Это пение, вероятно, единственное могло выразить ту смуту, ту тоску, то тяжелое чувство, что легло на душу людям.
А смута была велика, и тяжесть была велика… Была одна песня, Крымову казалось, что он слышал ее когда-то очень давно…
Звук ее коснулся чего-то такого глубокого и сокровенного – он и не знал, что это сокровенное продолжало существовать в нем. Человек очень редко, лишь в немногие мгновения своего существования, способен вдруг связать воедино всю свою жизнь, пору милого младенчества, годы труда, надежд, страстей и горя, борьбы, старости, – словно с огромной высоты увидеть Волгу во всем ее течении от сокровенных ручьев Селигера до каспийского соленого устья.
Крымов увидел, что слезы полились по щекам хозяина.
А молодая смотрела на него.
– Невеселое наше веселье! – сказала она.
Можно привести слова песни и подробно рассказать про певицу, про мелодию и слова и про выражение глаз слушателей – их печаль, тоску, вопрос, тревогу, но родится ли из такого описания песня, заставившая людей плакать? Зазвучит ли она? Нет, не родится песня и не зазвучит…
– Да, невеселое у нас веселье, – несколько раз повторил Крымов.
Он вышел на улицу, подошел к машине, прижавшейся к забору.
– Спите, Семенов?
– Нет, не сплю, – ответил Семенов, и его грустные глаза смотрели из темноты на Крымова, по-детски обрадованные. – Тихо уж очень, страшно, и пожар прогорел, совсем темно стало… Я вам в сарае сено постелил…
– Я пойду отдохну, – сказал Крымов.
Крымов запомнил полутьму летнего рассвета, шорох, запах сена и то ли звезды на побледневшем, утреннем небе, то ли глаза молодой на побледневшем лице.
Он говорил ей о своем горе, о том, как обидела его женщина, говорил ей, чего самому себе не говорил…
А она шептала быстро, страстно; она звала его к себе. В стороне от станицы Цимлянской у нее дом и сад – там вино, и сливки, и свежая рыба, и мед, и она божилась только его любить, – всю жизнь проживет с ним, а захочет бросить, пусть бросит ее.
Она ведь сама не понимает, что случилось с ней, гуляла с мужчинами, гуляла и забывала… Приворожил он ее, что ли, – руки и ноги стынут, дышать трудно, никогда она не думала, что такое может быть.

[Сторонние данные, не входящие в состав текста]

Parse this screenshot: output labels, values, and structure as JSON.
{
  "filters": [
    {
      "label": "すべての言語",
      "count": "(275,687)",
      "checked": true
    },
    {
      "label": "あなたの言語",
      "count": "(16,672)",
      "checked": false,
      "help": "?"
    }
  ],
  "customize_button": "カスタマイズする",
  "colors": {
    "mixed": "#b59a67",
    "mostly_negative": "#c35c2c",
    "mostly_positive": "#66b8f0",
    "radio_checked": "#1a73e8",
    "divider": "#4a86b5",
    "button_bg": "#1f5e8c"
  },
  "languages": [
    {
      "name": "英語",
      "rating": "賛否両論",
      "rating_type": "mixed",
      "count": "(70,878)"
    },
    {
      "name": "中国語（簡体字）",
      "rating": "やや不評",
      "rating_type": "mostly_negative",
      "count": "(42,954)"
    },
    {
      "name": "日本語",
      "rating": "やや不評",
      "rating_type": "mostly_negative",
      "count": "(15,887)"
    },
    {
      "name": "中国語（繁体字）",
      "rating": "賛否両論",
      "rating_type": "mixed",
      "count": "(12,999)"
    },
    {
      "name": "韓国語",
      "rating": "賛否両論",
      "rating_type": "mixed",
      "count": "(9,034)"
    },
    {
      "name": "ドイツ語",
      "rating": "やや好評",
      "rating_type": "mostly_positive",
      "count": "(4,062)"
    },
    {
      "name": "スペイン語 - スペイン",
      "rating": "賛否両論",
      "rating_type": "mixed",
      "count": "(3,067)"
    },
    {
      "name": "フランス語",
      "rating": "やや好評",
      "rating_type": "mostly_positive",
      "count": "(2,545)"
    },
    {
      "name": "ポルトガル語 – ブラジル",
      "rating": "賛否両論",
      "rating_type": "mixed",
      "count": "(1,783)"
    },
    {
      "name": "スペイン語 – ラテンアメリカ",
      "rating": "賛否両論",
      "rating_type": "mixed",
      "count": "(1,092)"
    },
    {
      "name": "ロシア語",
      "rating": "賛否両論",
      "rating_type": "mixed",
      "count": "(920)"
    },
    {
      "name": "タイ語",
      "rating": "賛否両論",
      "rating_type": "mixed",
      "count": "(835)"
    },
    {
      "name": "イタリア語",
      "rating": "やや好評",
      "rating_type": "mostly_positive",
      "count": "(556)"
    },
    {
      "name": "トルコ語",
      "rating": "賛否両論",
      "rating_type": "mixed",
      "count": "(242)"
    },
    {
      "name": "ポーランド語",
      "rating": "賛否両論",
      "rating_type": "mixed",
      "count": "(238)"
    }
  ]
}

Ее теплое дыхание шло прямо в его сердце, и он сказал ей:
– Я солдат. Не надо мне сегодня счастья.
Крымов вышел в сад. Нагибая голову, прошел под низкими ветвями яблонь.
Со двора раздался голос Семенова:
– Товарищ комиссар, наши машины едут, дивизион!
И в той радости, какой был полон его голос, он высказал, как тревожна была для него эта ночь, когда он всматривался, прислушивался к ноющему гудению «хейнкелей» и к гулу советских ночных бомбардировщиков, глядел на немое зарево пожара…
К вечеру они проезжали через переправу. Крымов сказал, облизывая губы, пересохшие от жары и пыли:
– В понтонах новые бойцы стоят, те два сапера, может, убиты уже…
Семенов не ответил, вертел баранку, а когда благополучно проскочили по мосту и отъехали от переправы, усмехнувшись, сказал:
– Ох и казачка эта видная была, товарищ комиссар, я думал, вы на день останетесь…
67
Лейтенант Ковалев, командир стрелковой роты, получил письмо от своего дорожного спутника Анатолия Шапошникова.
Анатолий писал, что служит в артиллерийском дивизионе. Письмо было веселое, бодрое. Анатолий сообщал, что на учебных стрельбах его батарея заняла первое место. Дальше Анатолий писал, что ест много дынь и арбузов и раза два ездил на рыбалку с командиром дивизиона, ловил рыбу. Ковалев понял, что дивизион, в котором служит приятель, стоит в резерве и расположен где-то неподалеку от тех мест, где стоит его часть. Он тоже ездил на Волгу рыбачить и вволю ел арбузы и дыни на совхозных бахчах.
Ковалев несколько раз начинал письмо Шапошникову, но все не получалось, как надо. Его сердила последняя строчка в письме Анатолия: «Часть моя гвардейская, и, значит, привет тебе от гвардии лейтенанта Анатолия Шапошникова».
Ковалев представлял себе, как Анатолий пишет в Сталинград бабушке, красавице тетке, двоюродному брату, двоюродной сестре и на каждом письме подписывается: «Остаюсь с горячим приветом гвардии лейтенант Шапошников». И в письме Ковалеву не удавалось выразить своего снисходительного и насмешливого, но добродушного и покровительственного отношения к Тольке, который, не понюхав пороху, вдруг взял да и стал гвардейцем. Это обстоятельство почему-то волновало Ковалева.